Nearly 40 years of guidance

Nearly 40 years of guidance
Teri Stein

Rev. Lee Randolph speaks with a member of the Goshen Community Church of the Nazarene.

                        

Sometimes when life doesn’t go as planned, everything works out better than expected. That is exactly what happened when Rev. Lee Randolph accepted a call to preach at 21 years of age.

“I was out coon hunting one night by myself over in Brush Creek game reserve in Jefferson County,” Randolph said. “I didn’t hear a voice, I didn’t see a light but I had a call. It was undeniable. I could still take you to the exact spot where I surrendered.”

Previous to that incident, he had no inclination to go into pastoring. Once Randolph accepted his life’s work, all he wanted to be was a full-time minister. After pastoring at West Point Church of the Nazarene in West Point, Ohio for a few years, Randolph was offered the opportunity to pastor at the Goshen Community Church of the Nazarene.

“I drove to Goshen and delivered a trial sermon on Feb. 15, 1980, and the church board voted to place me there,” Randolph said.

Two weeks after the Randolph family moved into the parsonage, they received an unsettling visit from a Goshen neighbor. “He said, ‘I just want to shake your hand and meet you because you’re not going to be here very long,’” Randolph said.

It was then Randolph learned the church had not kept a pastor for more than two years for quite a while. “Thirty-nine years later, I’m still here,” he said.

Preaching is Randolph’s favorite part of pastoring. “It’s very fulfilling. I love the Word,” he said. “You could say to me, ‘Lee, we need you to preach a message right now,’ and I could go preach one right now. I always have a mental bank of ideas.”

Randolph takes inspiration from his grandfather, the late Rev. Basil Pursley of Ripley, West Virginia. “He was a stump-jumping, hell-fire and damnation West Virginia pastor. He could preach hell so hot you could feel the heat and heaven so sweet you could taste the honey. I got saved under his preaching,” he said.

After three years of being a full-time pastor at Goshen, Randolph had a hard decision to make. His wife Darla and he took stock of their financial situation and discovered they were down to $9.50.

“Anyone old enough to remember 1982 knows the economy tanked. So out of necessity I had to go to work. I had gone without salary for three months to keep the gas and electric on in the church and the parsonage. That is how tight the finances were,” he said. “That Sunday I announced to the congregation that if I can get a job, I’m going to work.”

As a bi-vocational pastor, Randolph did not take a salary from the church for 30 of his 39 years at the Goshen church.

Through his secular vocation, Randolph discovered instead of a congregation of 50-60 people, his work allowed him to help as many as 600 employees through his work in management at several companies in the plastics industry. He recalled many times he counseled people at work spiritually or financially and was able to prevent some planning suicide.

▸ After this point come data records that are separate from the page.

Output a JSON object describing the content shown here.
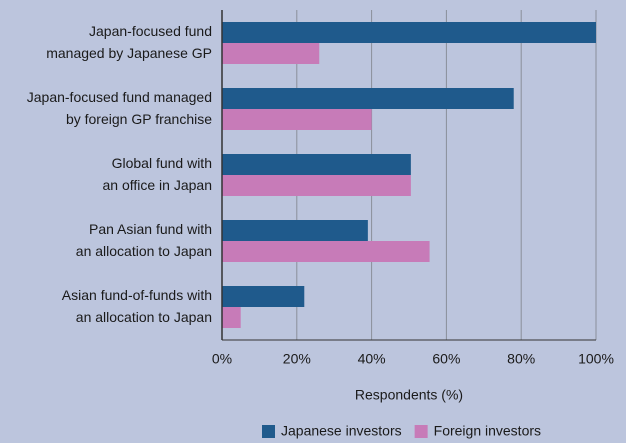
{
  "chart_data": {
    "type": "hbar",
    "categories": [
      [
        "Japan-focused fund",
        "managed by Japanese GP"
      ],
      [
        "Japan-focused fund managed",
        "by foreign GP franchise"
      ],
      [
        "Global fund with",
        "an office in Japan"
      ],
      [
        "Pan Asian fund with",
        "an allocation to Japan"
      ],
      [
        "Asian fund-of-funds with",
        "an allocation to Japan"
      ]
    ],
    "series": [
      {
        "name": "Japanese investors",
        "color": "#1f5a8c",
        "values": [
          100,
          78,
          50.5,
          39,
          22
        ]
      },
      {
        "name": "Foreign investors",
        "color": "#c77bb8",
        "values": [
          26,
          40,
          50.5,
          55.5,
          5
        ]
      }
    ],
    "xlabel": "Respondents (%)",
    "xlim": [
      0,
      100
    ],
    "xticks": [
      {
        "value": 0,
        "label": "0%"
      },
      {
        "value": 20,
        "label": "20%"
      },
      {
        "value": 40,
        "label": "40%"
      },
      {
        "value": 60,
        "label": "60%"
      },
      {
        "value": 80,
        "label": "80%"
      },
      {
        "value": 100,
        "label": "100%"
      }
    ],
    "grid": true,
    "legend": "bottom"
  }
}
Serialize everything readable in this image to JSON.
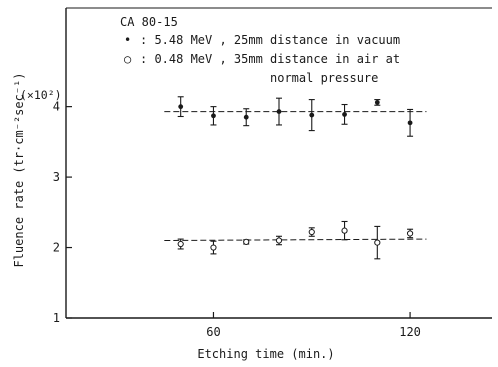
{
  "chart_data": {
    "type": "scatter",
    "title": "CA 80-15",
    "xlabel": "Etching time (min.)",
    "ylabel": "Fluence rate (tr·cm⁻²sec⁻¹)",
    "y_multiplier": "(×10²)",
    "xlim": [
      15,
      145
    ],
    "ylim": [
      1,
      5.4
    ],
    "x_ticks": [
      60,
      120
    ],
    "x_tick_labels": [
      "60",
      "120"
    ],
    "y_ticks": [
      1,
      2,
      3,
      4
    ],
    "y_tick_labels": [
      "1",
      "2",
      "3",
      "4"
    ],
    "grid": false,
    "legend_position": "top-left",
    "series": [
      {
        "name": "5.48 MeV , 25mm distance in vacuum",
        "marker": "filled",
        "legend_symbol": "•",
        "x": [
          50,
          60,
          70,
          80,
          90,
          100,
          110,
          120
        ],
        "y": [
          4.0,
          3.87,
          3.85,
          3.93,
          3.88,
          3.89,
          4.06,
          3.77
        ],
        "err": [
          0.14,
          0.13,
          0.12,
          0.19,
          0.22,
          0.14,
          0.04,
          0.19
        ],
        "fit": {
          "x": [
            45,
            125
          ],
          "y": [
            3.93,
            3.93
          ]
        }
      },
      {
        "name": "0.48 MeV , 35mm distance in air at normal pressure",
        "marker": "open",
        "legend_symbol": "○",
        "x": [
          50,
          60,
          70,
          80,
          90,
          100,
          110,
          120
        ],
        "y": [
          2.05,
          2.0,
          2.08,
          2.1,
          2.22,
          2.24,
          2.07,
          2.2
        ],
        "err": [
          0.07,
          0.09,
          0.03,
          0.06,
          0.06,
          0.13,
          0.23,
          0.06
        ],
        "fit": {
          "x": [
            45,
            125
          ],
          "y": [
            2.1,
            2.12
          ]
        }
      }
    ]
  }
}
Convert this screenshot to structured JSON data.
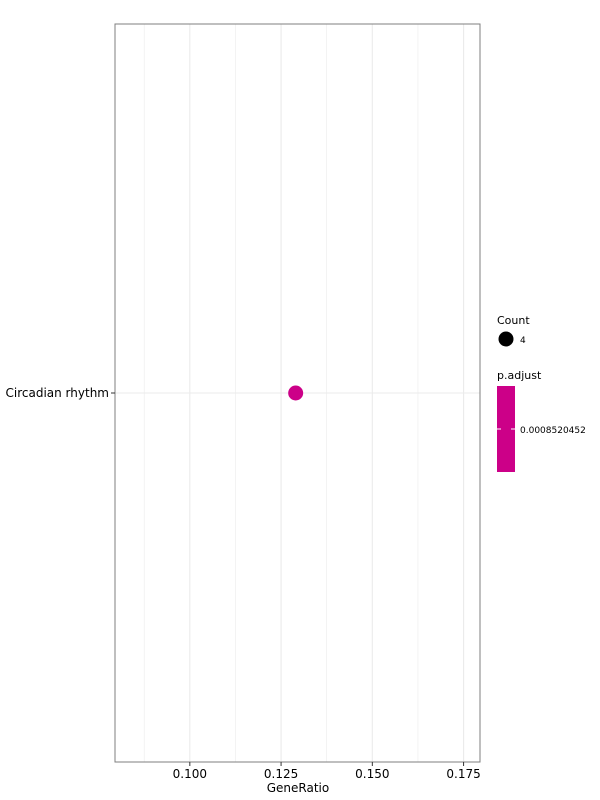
{
  "chart_data": {
    "type": "scatter",
    "xlabel": "GeneRatio",
    "ylabel": "",
    "xlim": [
      0.0795,
      0.1795
    ],
    "x_ticks": [
      0.1,
      0.125,
      0.15,
      0.175
    ],
    "x_tick_labels": [
      "0.100",
      "0.125",
      "0.150",
      "0.175"
    ],
    "categories": [
      "Circadian rhythm"
    ],
    "points": [
      {
        "category": "Circadian rhythm",
        "x": 0.129,
        "count": 4,
        "p_adjust": 0.0008520452
      }
    ],
    "grid": true,
    "legend_position": "right",
    "legends": {
      "size": {
        "title": "Count",
        "entries": [
          {
            "label": "4"
          }
        ]
      },
      "color": {
        "title": "p.adjust",
        "label": "0.0008520452",
        "color": "#cc0088"
      }
    },
    "colors": {
      "point": "#cc0088",
      "panel_border": "#7f7f7f",
      "grid": "#ebebeb"
    }
  }
}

“God had a hand in my life, even when I didn’t know he had a hand in my life,” Randolph said.

Randolph said he is pleased with the work he’s accomplished at Goshen. When he came there, they only had the church building and the parsonage. Renovations were completed inside and out on the church, and after an adjoining property was purchased, a fellowship hall was added.

The church recently paid off its mortgage on its last remodeling project and is now debt free. Future plans include adding a youth center and better handicapped parking.

Though he’s been pastoring for 45 years, it’s important to Randolph to continue to grow and study his faith. “In 2017, every other day I had a little mini spiritual revival,” he said. “I spent the year reading through the King James Bible and compared it to the New Living Translation Bible, which I had a bias against. In the end I learned the New Living Translation is dead-on accurate.”

In his spare time Randolph enjoys riding horses and volunteers at Salt Fork State Park each week to help keep its 80 miles of horse trails in rideable condition. “If I could make my living riding my horse, that is all I would do. I love riding my horse,” he said.

Randolph and his wife Darla live in Stone Creek. They have two children: Chet Randolph (wife, Jen) and Melissa Swaldo. They have six grandchildren: Riley, Norah, Ella and Silas Randolph and Zane and Garrett Swaldo.

Helping Randolph at the Goshen church is associate pastor Alvin Conkey, who has been with the church for 14 years, and the newest member of the team, associate pastor Jonathon Rider.

It is rare pastors stay with the same church for so long, and Randolph said he has never felt a call to leave. Certainly the church and the Goshen community are grateful for it.